Bien, era algo para preguntar al abogado, se dijo Rebus.
– ¿No intentó ponerse en contacto con su esposa?
– Que yo sepa, no.
Rebus reflexionó un instante y se volvió hacia Wylie por si tenía alguna pregunta que hacer, pero ella hizo una mueca de renuncia.
– Bien, vamos a ver a la señora Yurgii -dijo.
Había terminado la cena y en la cantina quedaba poca gente.
– Todos comen a la misma hora -comentó Wylie.
Un guardián uniformado discutía con una mujer con la cabeza cubierta por un chal y con un niño pequeño apoyado en su hombro, a quien el guardián quería quitar una fruta.
– A veces se llevan comida a las habitaciones -dijo Traynor.
– ¿Y está prohibido?
Traynor asintió con la cabeza.
– No los veo; deben de haber terminado.
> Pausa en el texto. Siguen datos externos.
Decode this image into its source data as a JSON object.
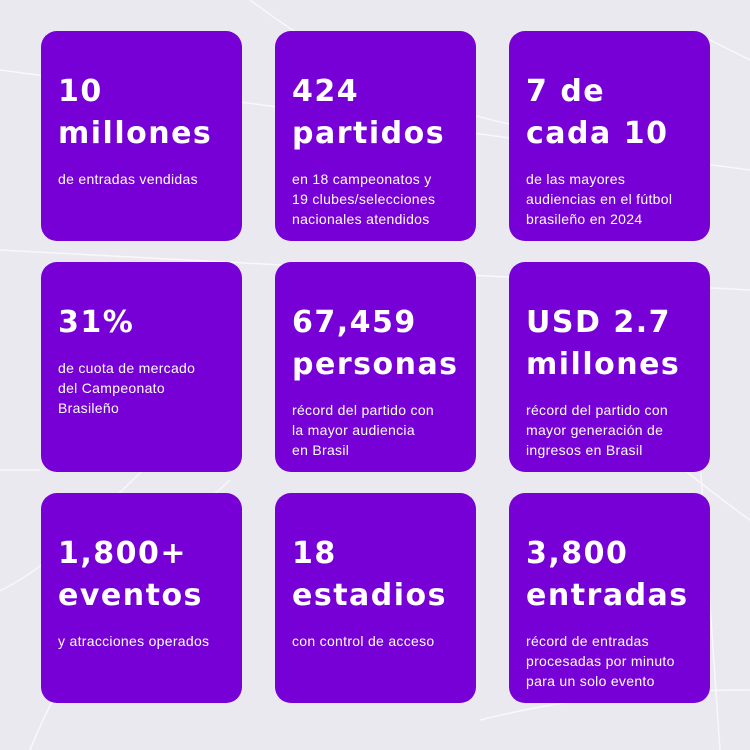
{
  "colors": {
    "background": "#e9e9ef",
    "card": "#7600d6",
    "text": "#ffffff"
  },
  "stats": [
    {
      "headline": "10\nmillones",
      "description": "de entradas vendidas"
    },
    {
      "headline": "424\npartidos",
      "description": "en 18 campeonatos y\n19 clubes/selecciones\nnacionales atendidos"
    },
    {
      "headline": "7 de\ncada 10",
      "description": "de las mayores\naudiencias en el fútbol\nbrasileño en 2024"
    },
    {
      "headline": "31%",
      "description": "de cuota de mercado\ndel Campeonato\nBrasileño"
    },
    {
      "headline": "67,459\npersonas",
      "description": "récord del partido con\nla mayor audiencia\nen Brasil"
    },
    {
      "headline": "USD 2.7\nmillones",
      "description": "récord del partido con\nmayor generación de\ningresos en Brasil"
    },
    {
      "headline": "1,800+\neventos",
      "description": "y atracciones operados"
    },
    {
      "headline": "18\nestadios",
      "description": "con control de acceso"
    },
    {
      "headline": "3,800\nentradas",
      "description": "récord de entradas\nprocesadas por minuto\npara un solo evento"
    }
  ]
}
Síganme.
Les condujo por un pasillo con una cámara del circuito cerrado de televisión. Era un edificio nuevo y limpio, pero para Rebus no dejaba de ser una cárcel.
– ¿Ha habido suicidios? -preguntó.
– Un par de intentos -dijo Traynor mirándole furioso-. Y uno que se declaró en huelga de hambre. En estos sitios ya se sabe.
Se detuvo ante una puerta abierta y señaló con la mano. Rebus miró y vio un cuarto de cuatro por cinco metros con una litera, una cama, un armario y una mesa, en la que se entretenían dos niños con lápices de colores hablando en voz baja. La madre estaba sentada en la cama mirando al vacío con las manos en el regazo.